The club, whose financial crises in the past included entering a Creditors Voluntary Agreement and a stringent cost-cutting exercise in 1998, has circulated its season-ticket holders, telling them that it needs £100,000 to get through the next few weeks. The club's spokes-man, Richard Hizzard, said that the Blue Sox are not in any immediate danger of folding.

"It's a hard-hitting message, because it's meant to be, but our coach, Steve Linnane, has met the players and reassured them that is is not a situation where they might feel the need to jump ship at the moment," he said.

Halifax have no major sponsor and probably the lowest revenue in Super League. They have also been badly hit by delays in planning permission for a supermarket on the site of their former ground at Thrum Hall, which in turn have delayed the money they have been expecting from the sale. Work on rebuilding The Shay, the ground they now share with Halifax Town Football Club, has stopped.

"It is not so much a crisis, more a need to ensure the future stability of the club," said Hizzard, who insisted that the club will complete the season, even if its appeal to its supporters fall on deaf ears.

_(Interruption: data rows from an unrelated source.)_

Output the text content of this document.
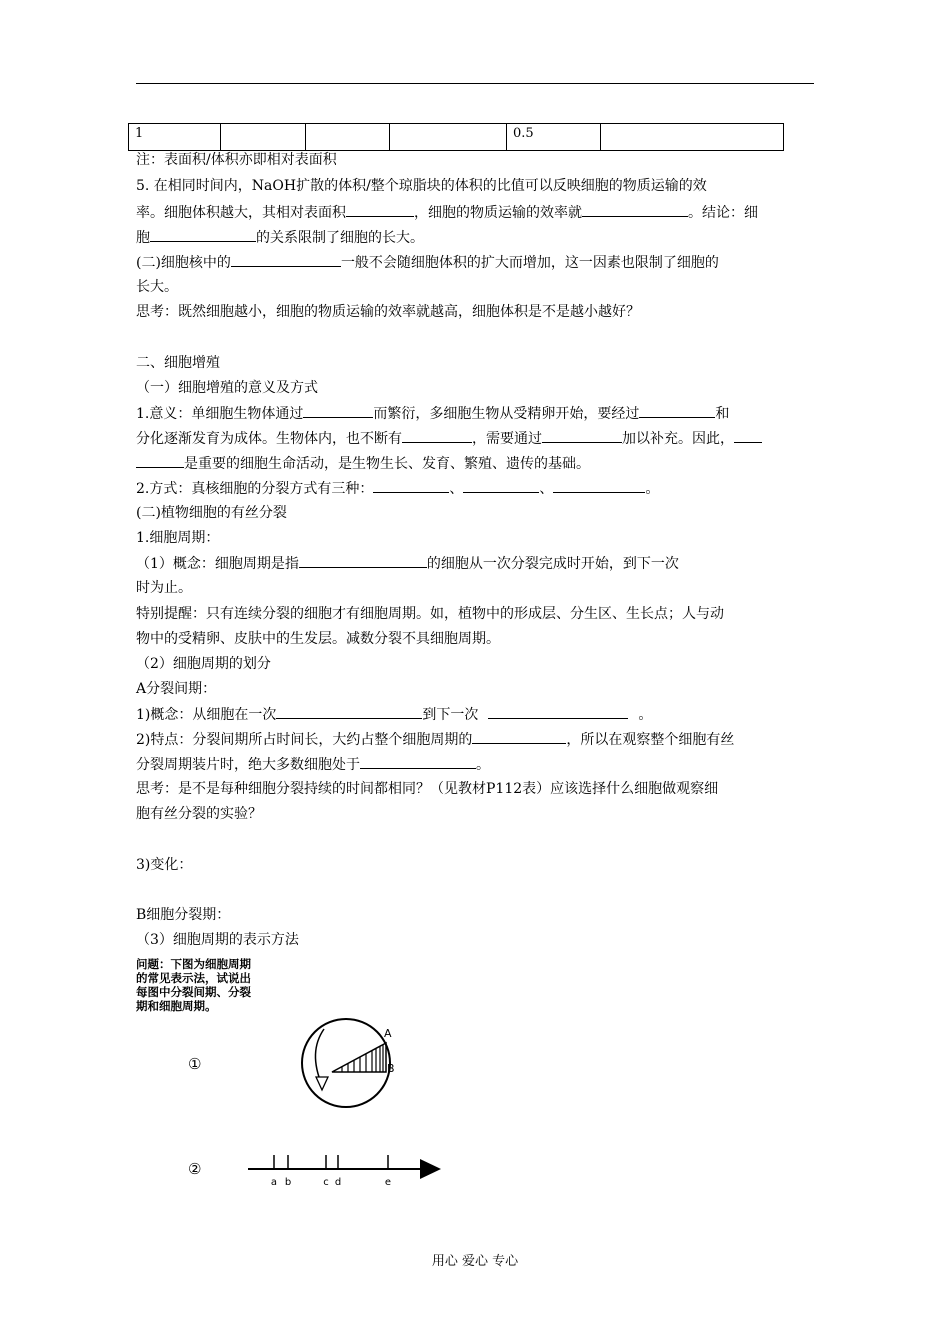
1				0.5	
注：表面积/体积亦即相对表面积
5. 在相同时间内，NaOH扩散的体积/整个琼脂块的体积的比值可以反映细胞的物质运输的效
率。细胞体积越大，其相对表面积	，细胞的物质运输的效率就	。结论：细
胞	的关系限制了细胞的长大。
(二)细胞核中的	一般不会随细胞体积的扩大而增加，这一因素也限制了细胞的
长大。
思考：既然细胞越小，细胞的物质运输的效率就越高，细胞体积是不是越小越好？
二、细胞增殖
（一）细胞增殖的意义及方式
1.意义：单细胞生物体通过	而繁衍，多细胞生物从受精卵开始，要经过	和
分化逐渐发育为成体。生物体内，也不断有	，需要通过	加以补充。因此，
是重要的细胞生命活动，是生物生长、发育、繁殖、遗传的基础。
2.方式：真核细胞的分裂方式有三种：	、	、	。
(二)植物细胞的有丝分裂
1.细胞周期：
（1）概念：细胞周期是指	的细胞从一次分裂完成时开始，到下一次
时为止。
特别提醒：只有连续分裂的细胞才有细胞周期。如，植物中的形成层、分生区、生长点；人与动
物中的受精卵、皮肤中的生发层。减数分裂不具细胞周期。
（2）细胞周期的划分
A分裂间期：
1)概念：从细胞在一次	到下一次	。
2)特点：分裂间期所占时间长，大约占整个细胞周期的	，所以在观察整个细胞有丝
分裂周期装片时，绝大多数细胞处于	。
思考：是不是每种细胞分裂持续的时间都相同？（见教材P112表）应该选择什么细胞做观察细
胞有丝分裂的实验？
3)变化：
B细胞分裂期：
（3）细胞周期的表示方法
问题：下图为细胞周期
的常见表示法，试说出
每图中分裂间期、分裂
期和细胞周期。
①
A
B
②
a b	c d	e
用心 爱心 专心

Steve McCormack, the youngest coach in Super League, is to be given a chance to prove that he is the man Salford need as a permanent successor to John Harvey.

Harvey resigned at the weekend after a 70-4 thrashing at Wigan that was Salford's third heavy defeat in a row. The 29-year-old McCormack has been an assistant with the Reds for six years and their chief executive, David Tarry, said that they had confidence in him.

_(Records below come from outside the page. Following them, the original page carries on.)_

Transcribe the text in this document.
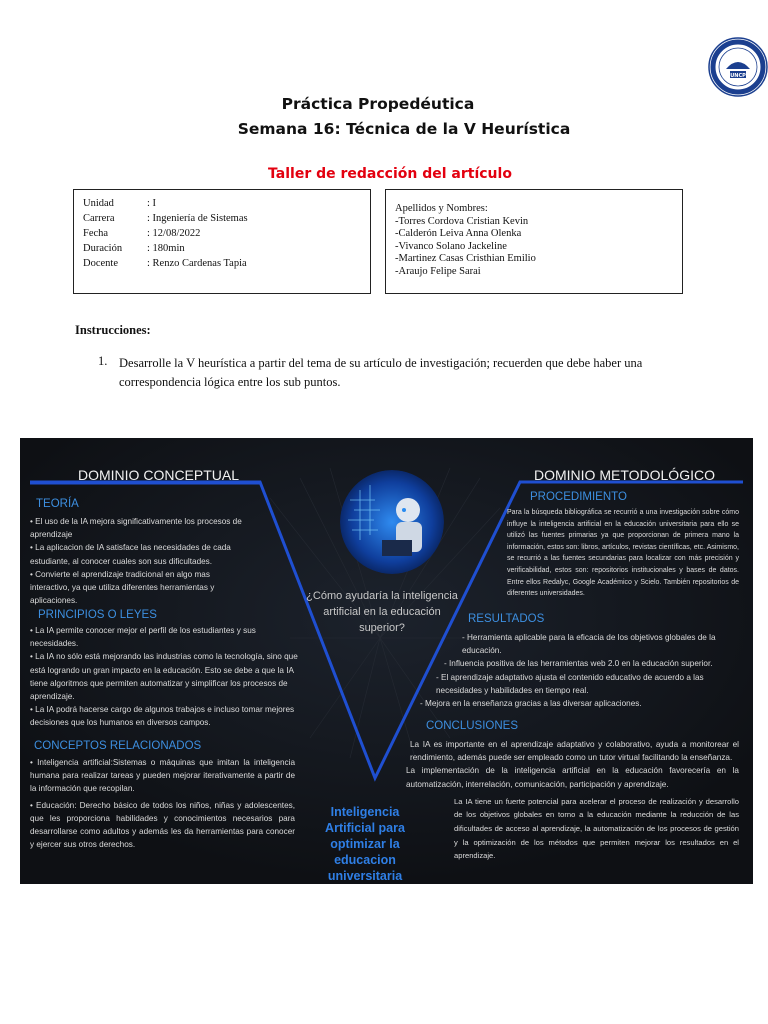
UNCP
Práctica Propedéutica
Semana 16: Técnica de la V Heurística
Taller de redacción del artículo
Unidad	: I
Carrera	: Ingeniería de Sistemas
Fecha	: 12/08/2022
Duración	: 180min
Docente	: Renzo Cardenas Tapia
Apellidos y Nombres:
-Torres Cordova Cristian Kevin
-Calderón Leiva Anna Olenka
-Vivanco Solano Jackeline
-Martinez Casas Cristhian Emilio
-Araujo Felipe Sarai
Instrucciones:
1. Desarrolle la V heurística a partir del tema de su artículo de investigación; recuerden que debe haber una correspondencia lógica entre los sub puntos.
DOMINIO CONCEPTUAL	DOMINIO METODOLÓGICO
¿Cómo ayudaría la inteligencia artificial en la educación superior?
Inteligencia Artificial para optimizar la educacion universitaria
TEORÍA

• El uso de la IA mejora significativamente los procesos de aprendizaje

• La aplicacion de IA satisface las necesidades de cada estudiante, al conocer cuales son sus dificultades.

• Convierte el aprendizaje tradicional en algo mas interactivo, ya que utiliza diferentes herramientas y aplicaciones.

PRINCIPIOS O LEYES

• La IA permite conocer mejor el perfil de los estudiantes y sus necesidades.

• La IA no sólo está mejorando las industrias como la tecnología, sino que está logrando un gran impacto en la educación. Esto se debe a que la IA tiene algoritmos que permiten automatizar y simplificar los procesos de aprendizaje.

• La IA podrá hacerse cargo de algunos trabajos e incluso tomar mejores decisiones que los humanos en diversos campos.

CONCEPTOS RELACIONADOS

• Inteligencia artificial:Sistemas o máquinas que imitan la inteligencia humana para realizar tareas y pueden mejorar iterativamente a partir de la información que recopilan.

• Educación: Derecho básico de todos los niños, niñas y adolescentes, que les proporciona habilidades y conocimientos necesarios para desarrollarse como adultos y además les da herramientas para conocer y ejercer sus otros derechos.

PROCEDIMIENTO
Para la búsqueda bibliográfica se recurrió a una investigación sobre cómo influye la inteligencia artificial en la educación universitaria para ello se utilizó las fuentes primarias ya que proporcionan de primera mano la información, estos son: libros, artículos, revistas científicas, etc. Asimismo, se recurrió a las fuentes secundarias para localizar con más precisión y verificabilidad, estos son: repositorios institucionales y bases de datos. Entre ellos Redalyc, Google Académico y Scielo. También repositorios de diferentes universidades.
RESULTADOS

- Herramienta aplicable para la eficacia de los objetivos globales de la educación.

- Influencia positiva de las herramientas web 2.0 en la educación superior.

- El aprendizaje adaptativo ajusta el contenido educativo de acuerdo a las necesidades y habilidades en tiempo real.

- Mejora en la enseñanza gracias a las diversar aplicaciones.

CONCLUSIONES

La IA es importante en el aprendizaje adaptativo y colaborativo, ayuda a monitorear el rendimiento, además puede ser empleado como un tutor virtual facilitando la enseñanza.

La implementación de la inteligencia artificial en la educación favorecería en la automatización, interrelación, comunicación, participación y aprendizaje.

La IA tiene un fuerte potencial para acelerar el proceso de realización y desarrollo de los objetivos globales en torno a la educación mediante la reducción de las dificultades de acceso al aprendizaje, la automatización de los procesos de gestión y la optimización de los métodos que permiten mejorar los resultados en el aprendizaje.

"We need someone who is capable of getting good results with the resources available to them and we believe Steve can do that for us," he said.

Warrington, whose coach, Darryl Van de Velde, is leaving at the end of the season, could announce his successor this week.

Hull have denied signing the Warrington centre, Toa Kohe-Love, for next season. The Maori World Cup player is out of contract at the end of the year and has family on Humberside, but the Hull chief executive, Shane Richardson, says that there have been no negotiations. Bradford and St Helens have been linked with the player in the past.

Castleford are being linked in Australia with St George-Illawarra's former World Cup hooker, Wayne Bartim, who is said to be ready to join them next year.

David Nelson, who played for Sheffield Eagles in the early days of the club, has been shot dead in Leeds.